Kok bisa begitu? Karena beliau hanyalah seorang anak dari keluarga brokenhome. Karena sikapnya yang santun, beliau membuat orang terkagum kepada dirinya.

Satu hal yang membuat saya kagum dengan dirinya, yaitu kemandiriannya. Saya sering mendengarkan curhatan beliau terutama tentang kondisi ekonomi keluarganya. 

Orang tuanya adalah orang yang berkarir dan bermasa depan terjamin, bagaimana tidak? Mereka berprofesi sebagai PNS yang pasti akan mendapatkan gaji setiap bulan tanpa ada rasa khawatir menentu.

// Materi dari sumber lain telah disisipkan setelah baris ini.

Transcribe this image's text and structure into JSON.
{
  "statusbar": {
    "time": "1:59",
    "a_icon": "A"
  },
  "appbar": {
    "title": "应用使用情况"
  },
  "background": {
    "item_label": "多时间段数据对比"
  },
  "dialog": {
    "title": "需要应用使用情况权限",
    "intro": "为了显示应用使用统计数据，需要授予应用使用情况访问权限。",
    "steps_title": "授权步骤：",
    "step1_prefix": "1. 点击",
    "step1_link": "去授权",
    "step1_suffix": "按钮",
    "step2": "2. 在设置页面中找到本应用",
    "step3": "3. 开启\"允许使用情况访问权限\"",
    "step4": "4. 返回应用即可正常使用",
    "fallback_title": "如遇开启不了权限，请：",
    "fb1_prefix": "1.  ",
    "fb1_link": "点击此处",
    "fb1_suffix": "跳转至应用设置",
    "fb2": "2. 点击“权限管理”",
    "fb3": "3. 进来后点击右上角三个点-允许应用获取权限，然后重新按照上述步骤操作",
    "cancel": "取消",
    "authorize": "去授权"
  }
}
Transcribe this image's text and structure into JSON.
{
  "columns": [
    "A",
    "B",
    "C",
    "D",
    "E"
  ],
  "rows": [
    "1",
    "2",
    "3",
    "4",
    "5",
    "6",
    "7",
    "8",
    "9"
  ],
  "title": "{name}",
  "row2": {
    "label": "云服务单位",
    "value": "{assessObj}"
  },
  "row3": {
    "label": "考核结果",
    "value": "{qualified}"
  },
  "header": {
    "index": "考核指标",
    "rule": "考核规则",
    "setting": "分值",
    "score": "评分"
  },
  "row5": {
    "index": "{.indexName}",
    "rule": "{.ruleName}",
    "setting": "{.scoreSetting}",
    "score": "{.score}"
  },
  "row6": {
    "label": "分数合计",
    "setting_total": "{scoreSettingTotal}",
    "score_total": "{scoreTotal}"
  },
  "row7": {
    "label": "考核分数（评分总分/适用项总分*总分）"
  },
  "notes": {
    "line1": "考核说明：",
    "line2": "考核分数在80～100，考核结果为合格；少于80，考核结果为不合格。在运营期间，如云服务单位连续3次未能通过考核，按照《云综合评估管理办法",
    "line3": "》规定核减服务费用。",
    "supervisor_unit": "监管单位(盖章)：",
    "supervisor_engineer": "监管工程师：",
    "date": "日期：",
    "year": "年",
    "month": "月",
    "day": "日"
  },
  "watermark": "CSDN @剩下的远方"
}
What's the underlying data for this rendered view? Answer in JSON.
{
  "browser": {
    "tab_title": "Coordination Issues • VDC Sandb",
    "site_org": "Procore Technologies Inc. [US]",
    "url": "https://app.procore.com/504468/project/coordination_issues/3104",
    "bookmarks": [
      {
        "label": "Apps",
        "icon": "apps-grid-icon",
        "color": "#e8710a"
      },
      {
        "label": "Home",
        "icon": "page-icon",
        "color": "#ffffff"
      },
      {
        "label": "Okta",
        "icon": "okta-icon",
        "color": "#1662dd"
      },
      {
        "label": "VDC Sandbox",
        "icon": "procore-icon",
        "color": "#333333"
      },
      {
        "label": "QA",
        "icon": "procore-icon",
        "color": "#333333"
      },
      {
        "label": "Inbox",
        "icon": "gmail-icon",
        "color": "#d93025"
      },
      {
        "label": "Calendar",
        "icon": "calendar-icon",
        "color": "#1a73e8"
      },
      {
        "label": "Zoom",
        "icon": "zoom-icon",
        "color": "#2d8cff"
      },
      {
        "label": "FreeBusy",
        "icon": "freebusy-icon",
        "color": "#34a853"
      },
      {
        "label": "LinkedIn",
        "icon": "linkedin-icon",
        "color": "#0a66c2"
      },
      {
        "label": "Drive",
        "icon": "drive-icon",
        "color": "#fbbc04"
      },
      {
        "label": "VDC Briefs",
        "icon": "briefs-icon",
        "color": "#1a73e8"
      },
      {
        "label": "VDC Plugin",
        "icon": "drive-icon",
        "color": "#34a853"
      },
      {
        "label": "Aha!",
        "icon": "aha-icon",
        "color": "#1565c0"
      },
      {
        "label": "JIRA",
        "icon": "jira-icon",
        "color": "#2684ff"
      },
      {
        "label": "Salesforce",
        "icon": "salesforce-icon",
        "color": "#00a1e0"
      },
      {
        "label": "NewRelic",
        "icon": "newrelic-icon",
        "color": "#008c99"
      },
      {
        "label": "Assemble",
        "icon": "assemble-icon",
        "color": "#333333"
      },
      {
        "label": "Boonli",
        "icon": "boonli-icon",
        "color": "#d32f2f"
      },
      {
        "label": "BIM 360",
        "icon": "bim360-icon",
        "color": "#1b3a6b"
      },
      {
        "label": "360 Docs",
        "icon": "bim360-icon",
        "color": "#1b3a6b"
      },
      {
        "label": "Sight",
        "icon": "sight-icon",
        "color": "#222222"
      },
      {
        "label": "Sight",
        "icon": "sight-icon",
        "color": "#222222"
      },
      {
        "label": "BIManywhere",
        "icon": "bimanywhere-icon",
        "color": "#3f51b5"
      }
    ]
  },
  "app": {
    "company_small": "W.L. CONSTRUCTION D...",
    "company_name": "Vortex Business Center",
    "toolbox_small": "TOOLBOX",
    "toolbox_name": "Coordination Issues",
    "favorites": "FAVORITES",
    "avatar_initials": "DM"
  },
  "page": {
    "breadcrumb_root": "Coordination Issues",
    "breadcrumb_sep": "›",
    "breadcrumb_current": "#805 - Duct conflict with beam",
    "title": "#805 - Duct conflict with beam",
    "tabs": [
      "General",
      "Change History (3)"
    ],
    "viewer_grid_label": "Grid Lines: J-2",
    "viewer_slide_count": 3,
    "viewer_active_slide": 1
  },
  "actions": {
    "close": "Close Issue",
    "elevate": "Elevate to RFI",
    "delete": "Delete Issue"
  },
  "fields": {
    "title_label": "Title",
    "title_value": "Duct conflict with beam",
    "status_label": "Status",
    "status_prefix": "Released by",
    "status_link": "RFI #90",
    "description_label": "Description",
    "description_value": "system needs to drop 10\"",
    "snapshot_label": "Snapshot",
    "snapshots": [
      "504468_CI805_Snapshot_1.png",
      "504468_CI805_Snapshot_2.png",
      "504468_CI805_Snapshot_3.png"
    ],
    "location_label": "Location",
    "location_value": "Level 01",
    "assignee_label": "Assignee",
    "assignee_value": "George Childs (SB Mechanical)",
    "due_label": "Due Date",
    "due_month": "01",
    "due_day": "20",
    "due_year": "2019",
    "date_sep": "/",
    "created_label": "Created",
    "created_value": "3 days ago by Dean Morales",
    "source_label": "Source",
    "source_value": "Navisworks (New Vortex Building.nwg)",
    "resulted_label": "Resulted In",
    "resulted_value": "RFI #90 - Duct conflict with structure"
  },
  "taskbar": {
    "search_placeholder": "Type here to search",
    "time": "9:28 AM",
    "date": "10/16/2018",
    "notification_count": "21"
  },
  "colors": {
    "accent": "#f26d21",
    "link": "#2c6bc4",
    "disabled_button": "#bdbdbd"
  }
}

Tetapi apa yang membuat saya tertarik untuk menceritakannya? Yaitu kisah perjalanan hidupnya yang berjalan hingga sekarang.

Saya terbiasa memanggilnya kak R. Sepanjang perjalanan hidupnya, ia sudah melalui banyak rintangan, salah satunya adalah keadaan ekonomi. Walaupun orang tuanya adalah seorang terdidik dan bergaji, tetapi semua itu tidak menjamin kehidupan kak R. 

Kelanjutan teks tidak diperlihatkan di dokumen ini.